Even if the crypto industry remains immune to the situation of FTX, the fate of several high-profile sports deals will be at stake if the exchange collapses or even finds a buyer.
FTX, in the last couple of years, has inked many sports deals. It spends around £100 million a year on its sport sponsorship deals, making it one of the largest marketing spenders in the crypto industry. Some of the high-profile FTX sports deals are:
Purchasing of naming rights of the Miami Heat's home arena last year for the next 19 years in a $135 million contract.
Becoming the naming rights sponsor of UFC for ten years in a $17.5 million deal.
Long-term patch partner of MLB umpires' uniform that commenced in 2021.
Sponsorship deal with Formula 1 racing team Mercedes-AMG Petronas.
Marketing deals with Buccaneers quarterback Tom Brady, Angels ace/slugger Shohei Ohtani and Golden State Warriors star Steph Curry.
Despite (or because of) all the chaos, neither FTX nor any of its sports partners have yet to comment on the sports deals.
Now, if FTX fails to find a buyer and goes into administration, it will be an “immediate headache of rebranding and unforeseen hassle of going out to the market to find a replacement,” explained Matt House, the CEO of SportQuake, an agency that has brokered a number of high-profile sports-sponsorship deals.
“There will be no immediate financial problem to rights owners if their payment terms for the current financial year were good (e.g. paid in advance) but they will have big problems if they weren't and are now out of pocket.
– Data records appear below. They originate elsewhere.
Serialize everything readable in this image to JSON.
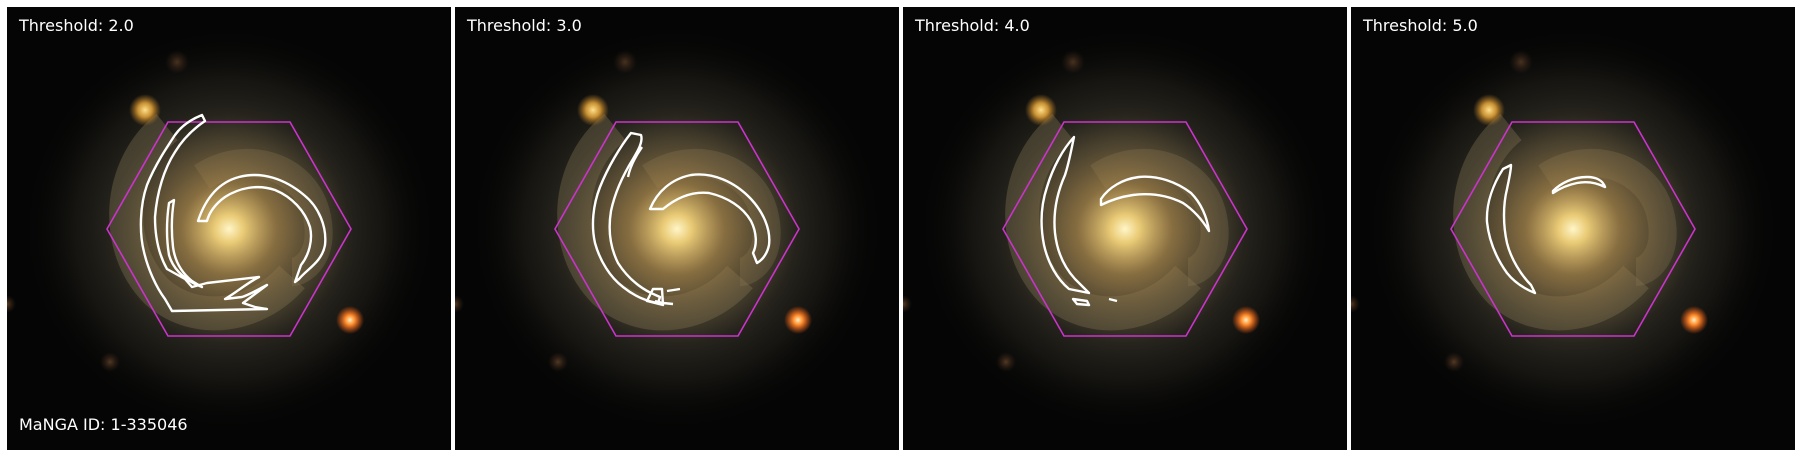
{
  "figure": {
    "galaxy_id_label": "MaNGA ID: 1-335046",
    "panels": [
      {
        "threshold_label": "Threshold: 2.0",
        "threshold": 2.0
      },
      {
        "threshold_label": "Threshold: 3.0",
        "threshold": 3.0
      },
      {
        "threshold_label": "Threshold: 4.0",
        "threshold": 4.0
      },
      {
        "threshold_label": "Threshold: 5.0",
        "threshold": 5.0
      }
    ],
    "colors": {
      "hexagon_outline": "#cc33cc",
      "contour": "#ffffff",
      "background": "#050505",
      "galaxy_core": "#fff0b0",
      "galaxy_disk": "#8a7a50",
      "foreground_star": "#ff7a20",
      "companion_source": "#d9a040"
    }
  }
}
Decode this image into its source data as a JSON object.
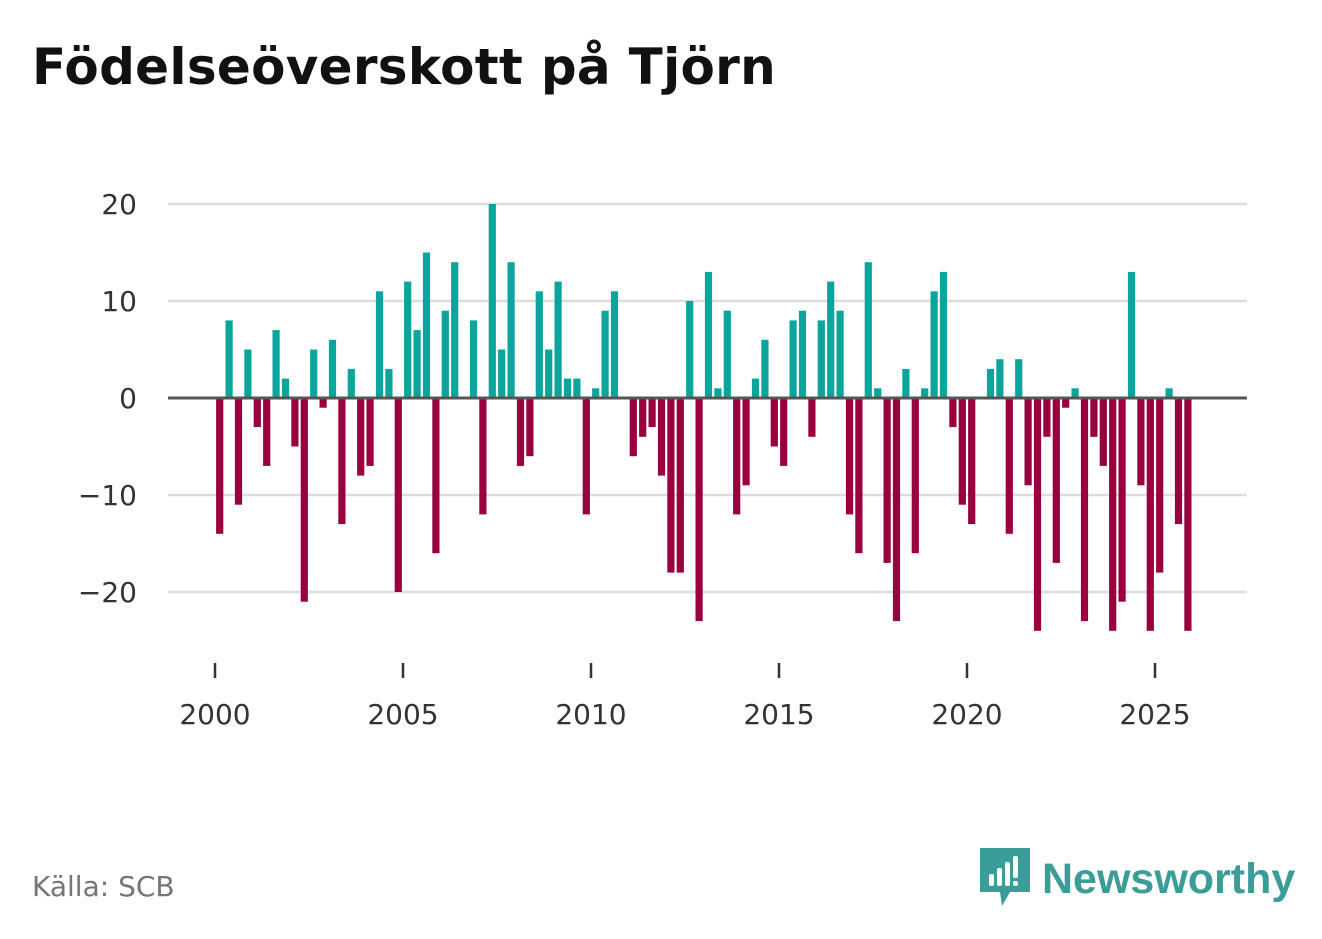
{
  "chart_data": {
    "type": "bar",
    "title": "Födelseöverskott på Tjörn",
    "xlabel": "",
    "ylabel": "",
    "ylim": [
      -27,
      20
    ],
    "yticks": [
      20,
      10,
      0,
      -10,
      -20
    ],
    "ytick_labels": [
      "20",
      "10",
      "0",
      "−10",
      "−20"
    ],
    "xticks": [
      2000,
      2005,
      2010,
      2015,
      2020,
      2025
    ],
    "xtick_labels": [
      "2000",
      "2005",
      "2010",
      "2015",
      "2020",
      "2025"
    ],
    "grid": true,
    "colors": {
      "positive": "#0ba59b",
      "negative": "#98003f",
      "zero_line": "#555555",
      "grid": "#dddddd"
    },
    "x_start": 2000.125,
    "x_step": 0.25,
    "values": [
      -14,
      8,
      -11,
      5,
      -3,
      -7,
      7,
      2,
      -5,
      -21,
      5,
      -1,
      6,
      -13,
      3,
      -8,
      -7,
      11,
      3,
      -20,
      12,
      7,
      15,
      -16,
      9,
      14,
      0,
      8,
      -12,
      20,
      5,
      14,
      -7,
      -6,
      11,
      5,
      12,
      2,
      2,
      -12,
      1,
      9,
      11,
      0,
      -6,
      -4,
      -3,
      -8,
      -18,
      -18,
      10,
      -23,
      13,
      1,
      9,
      -12,
      -9,
      2,
      6,
      -5,
      -7,
      8,
      9,
      -4,
      8,
      12,
      9,
      -12,
      -16,
      14,
      1,
      -17,
      -23,
      3,
      -16,
      1,
      11,
      13,
      -3,
      -11,
      -13,
      0,
      3,
      4,
      -14,
      4,
      -9,
      -24,
      -4,
      -17,
      -1,
      1,
      -23,
      -4,
      -7,
      -24,
      -21,
      13,
      -9,
      -24,
      -18,
      1,
      -13,
      -24
    ]
  },
  "footer": {
    "source": "Källa: SCB",
    "brand": "Newsworthy"
  }
}
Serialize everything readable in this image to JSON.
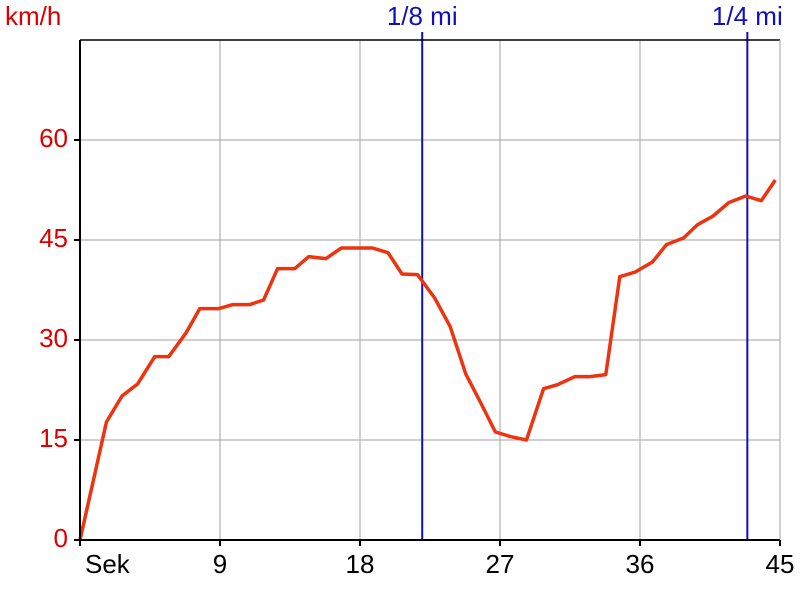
{
  "chart_data": {
    "type": "line",
    "y_label": "km/h",
    "x": [
      0,
      1.7,
      2.7,
      3.7,
      4.8,
      5.7,
      6.8,
      7.7,
      8.9,
      9.8,
      10.9,
      11.8,
      12.7,
      13.8,
      14.7,
      15.8,
      16.8,
      18.8,
      19.8,
      20.7,
      21.7,
      22.8,
      23.8,
      24.8,
      25.8,
      26.7,
      27.7,
      28.7,
      29.8,
      30.7,
      31.8,
      32.8,
      33.8,
      34.7,
      35.7,
      36.8,
      37.7,
      38.8,
      39.7,
      40.7,
      41.7,
      42.8,
      43.8,
      44.7
    ],
    "series": [
      {
        "color": "#ee3311",
        "values": [
          0,
          17.7,
          21.6,
          23.4,
          27.5,
          27.5,
          31,
          34.7,
          34.7,
          35.3,
          35.3,
          36,
          40.7,
          40.7,
          42.5,
          42.2,
          43.8,
          43.8,
          43.1,
          39.9,
          39.8,
          36.3,
          32,
          24.9,
          20.4,
          16.2,
          15.5,
          15,
          22.7,
          23.3,
          24.5,
          24.5,
          24.8,
          39.5,
          40.2,
          41.7,
          44.3,
          45.3,
          47.3,
          48.6,
          50.6,
          51.6,
          50.9,
          54
        ]
      }
    ],
    "xlim": [
      0,
      45
    ],
    "xticks": [
      {
        "value": 0,
        "label": "Sek"
      },
      9,
      18,
      27,
      36,
      45
    ],
    "ylim": [
      0,
      75
    ],
    "yticks": [
      0,
      15,
      30,
      45,
      60
    ],
    "grid": true,
    "axis_color": "#dd0000",
    "markers": [
      {
        "label": "1/8 mi",
        "x": 22
      },
      {
        "label": "1/4 mi",
        "x": 42.9
      }
    ],
    "marker_color": "#1010bb"
  }
}
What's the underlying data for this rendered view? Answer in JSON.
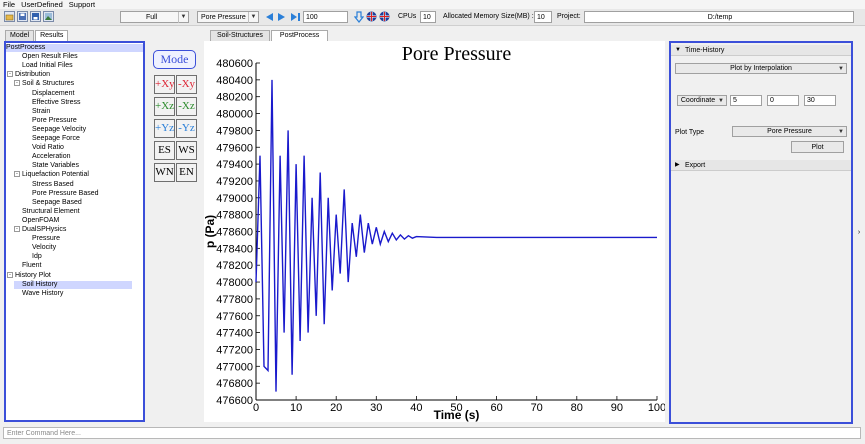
{
  "menubar": [
    "File",
    "UserDefined",
    "Support"
  ],
  "toolbar": {
    "view_mode": "Full",
    "variable": "Pore Pressure",
    "frame": "100",
    "cpus_label": "CPUs",
    "cpus_value": "10",
    "memory_label": "Allocated Memory Size(MB) :",
    "memory_value": "10",
    "project_label": "Project:",
    "project_path": "D:/temp"
  },
  "left_tabs": [
    "Model",
    "Results"
  ],
  "tree": [
    {
      "label": "PostProcess",
      "depth": 0,
      "exp": "",
      "selected": true
    },
    {
      "label": "Open Result Files",
      "depth": 1,
      "exp": ""
    },
    {
      "label": "Load Initial Files",
      "depth": 1,
      "exp": ""
    },
    {
      "label": "Distribution",
      "depth": 0,
      "exp": "-"
    },
    {
      "label": "Soil & Structures",
      "depth": 1,
      "exp": "-"
    },
    {
      "label": "Displacement",
      "depth": 2,
      "exp": ""
    },
    {
      "label": "Effective Stress",
      "depth": 2,
      "exp": ""
    },
    {
      "label": "Strain",
      "depth": 2,
      "exp": ""
    },
    {
      "label": "Pore Pressure",
      "depth": 2,
      "exp": ""
    },
    {
      "label": "Seepage Velocity",
      "depth": 2,
      "exp": ""
    },
    {
      "label": "Seepage Force",
      "depth": 2,
      "exp": ""
    },
    {
      "label": "Void Ratio",
      "depth": 2,
      "exp": ""
    },
    {
      "label": "Acceleration",
      "depth": 2,
      "exp": ""
    },
    {
      "label": "State Variables",
      "depth": 2,
      "exp": ""
    },
    {
      "label": "Liquefaction Potential",
      "depth": 1,
      "exp": "-"
    },
    {
      "label": "Stress Based",
      "depth": 2,
      "exp": ""
    },
    {
      "label": "Pore Pressure Based",
      "depth": 2,
      "exp": ""
    },
    {
      "label": "Seepage Based",
      "depth": 2,
      "exp": ""
    },
    {
      "label": "Structural Element",
      "depth": 1,
      "exp": ""
    },
    {
      "label": "OpenFOAM",
      "depth": 1,
      "exp": ""
    },
    {
      "label": "DualSPHysics",
      "depth": 1,
      "exp": "-"
    },
    {
      "label": "Pressure",
      "depth": 2,
      "exp": ""
    },
    {
      "label": "Velocity",
      "depth": 2,
      "exp": ""
    },
    {
      "label": "Idp",
      "depth": 2,
      "exp": ""
    },
    {
      "label": "Fluent",
      "depth": 1,
      "exp": ""
    },
    {
      "label": "History Plot",
      "depth": 0,
      "exp": "-"
    },
    {
      "label": "Soil History",
      "depth": 1,
      "exp": "",
      "highlight": true
    },
    {
      "label": "Wave History",
      "depth": 1,
      "exp": ""
    }
  ],
  "view_buttons": {
    "mode": "Mode",
    "views": [
      "+Xy",
      "-Xy",
      "+Xz",
      "-Xz",
      "+Yz",
      "-Yz",
      "ES",
      "WS",
      "WN",
      "EN"
    ]
  },
  "center_tabs": [
    "Soil-Structures",
    "PostProcess"
  ],
  "right_panel": {
    "section1": "Time-History",
    "plot_mode": "Plot by Interpolation",
    "coord_label": "Coordinate",
    "coord_x": "5",
    "coord_y": "0",
    "coord_z": "30",
    "plot_type_label": "Plot Type",
    "plot_type": "Pore Pressure",
    "plot_button": "Plot",
    "section2": "Export"
  },
  "command_placeholder": "Enter Command Here...",
  "colors": {
    "line": "#1a1acc",
    "accent": "#3b4fd9"
  },
  "chart_data": {
    "type": "line",
    "title": "Pore Pressure",
    "xlabel": "Time (s)",
    "ylabel": "p (Pa)",
    "xlim": [
      0,
      100
    ],
    "ylim": [
      476600,
      480600
    ],
    "x_ticks": [
      0,
      10,
      20,
      30,
      40,
      50,
      60,
      70,
      80,
      90,
      100
    ],
    "y_ticks": [
      476600,
      476800,
      477000,
      477200,
      477400,
      477600,
      477800,
      478000,
      478200,
      478400,
      478600,
      478800,
      479000,
      479200,
      479400,
      479600,
      479800,
      480000,
      480200,
      480400,
      480600
    ],
    "series": [
      {
        "points": [
          [
            0,
            478000
          ],
          [
            1,
            479500
          ],
          [
            2,
            477000
          ],
          [
            3,
            476950
          ],
          [
            4,
            480400
          ],
          [
            5,
            476700
          ],
          [
            6,
            479500
          ],
          [
            7,
            477400
          ],
          [
            8,
            479800
          ],
          [
            9,
            476900
          ],
          [
            10,
            479400
          ],
          [
            11,
            477300
          ],
          [
            12,
            479500
          ],
          [
            13,
            477400
          ],
          [
            14,
            479000
          ],
          [
            15,
            477600
          ],
          [
            16,
            479300
          ],
          [
            17,
            477500
          ],
          [
            18,
            479000
          ],
          [
            19,
            477900
          ],
          [
            20,
            478800
          ],
          [
            21,
            478100
          ],
          [
            22,
            479100
          ],
          [
            23,
            478000
          ],
          [
            24,
            478700
          ],
          [
            25,
            478300
          ],
          [
            26,
            478800
          ],
          [
            27,
            478350
          ],
          [
            28,
            478700
          ],
          [
            29,
            478450
          ],
          [
            30,
            478650
          ],
          [
            31,
            478450
          ],
          [
            32,
            478600
          ],
          [
            33,
            478480
          ],
          [
            34,
            478580
          ],
          [
            35,
            478500
          ],
          [
            36,
            478560
          ],
          [
            37,
            478510
          ],
          [
            38,
            478550
          ],
          [
            39,
            478520
          ],
          [
            40,
            478540
          ],
          [
            45,
            478530
          ],
          [
            50,
            478530
          ],
          [
            60,
            478530
          ],
          [
            70,
            478530
          ],
          [
            80,
            478530
          ],
          [
            90,
            478530
          ],
          [
            100,
            478530
          ]
        ]
      }
    ]
  }
}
Medium-term rights owners will need to scramble around and replace FTX. Most FTX sponsorship assets are blue-chip, so they will recoup in time, but in the short term it will be a hassle for sure.”
House added that the exclusion of FTX.US in the acquisition deal might bring more problems to US rights owners as a majority of FTX's deals are in the United States. Further, it will have an adverse effect on the overall cryptocurrency industry.
“If FTX can get into this mess then all rights owners with crypto deals spanning crypto exchanges to blockchain networks to NFTs will be asking for reassurances about their partners ability to meet their obligations,” House said. “This is a considerable headache for the sports industry with crypto-backed companies having in excess of 350 deals across 30+ sports to the value of $1bn+ per annum.”
FTX needs cash. Period.
With the collapse of the Binance takeover, Bankman-Fried needs to find a new buyer or investor for his exchange. According to The Wall Street Journal, he told investors on Wednesday that the exchange needs to cover a shortfall of $8 billion due to excessive withdrawal requests. The exchange processed $4 billion and $6 billion worth of withdrawals on Sunday and Monday, respectively.
Bankman-Fried hoped to raise $3 billion to $4 billion in equity and some additional debt to save FTX, the report detailed citing anonymous sources.
But, now FTX is at a point when it is unable to settle withdrawals with the dropping value of its collateral.
“This just uncovered the ugly truth that no matter what is their back up (Sequoia, Alameda, etc) and who is auditing them, there are no guarantees that they are doing everything right. I would compare the current situation with the one that happened to Wirecard 2 years ago when EY kept confirming the liquidity that was no longer there,” Stankevich added.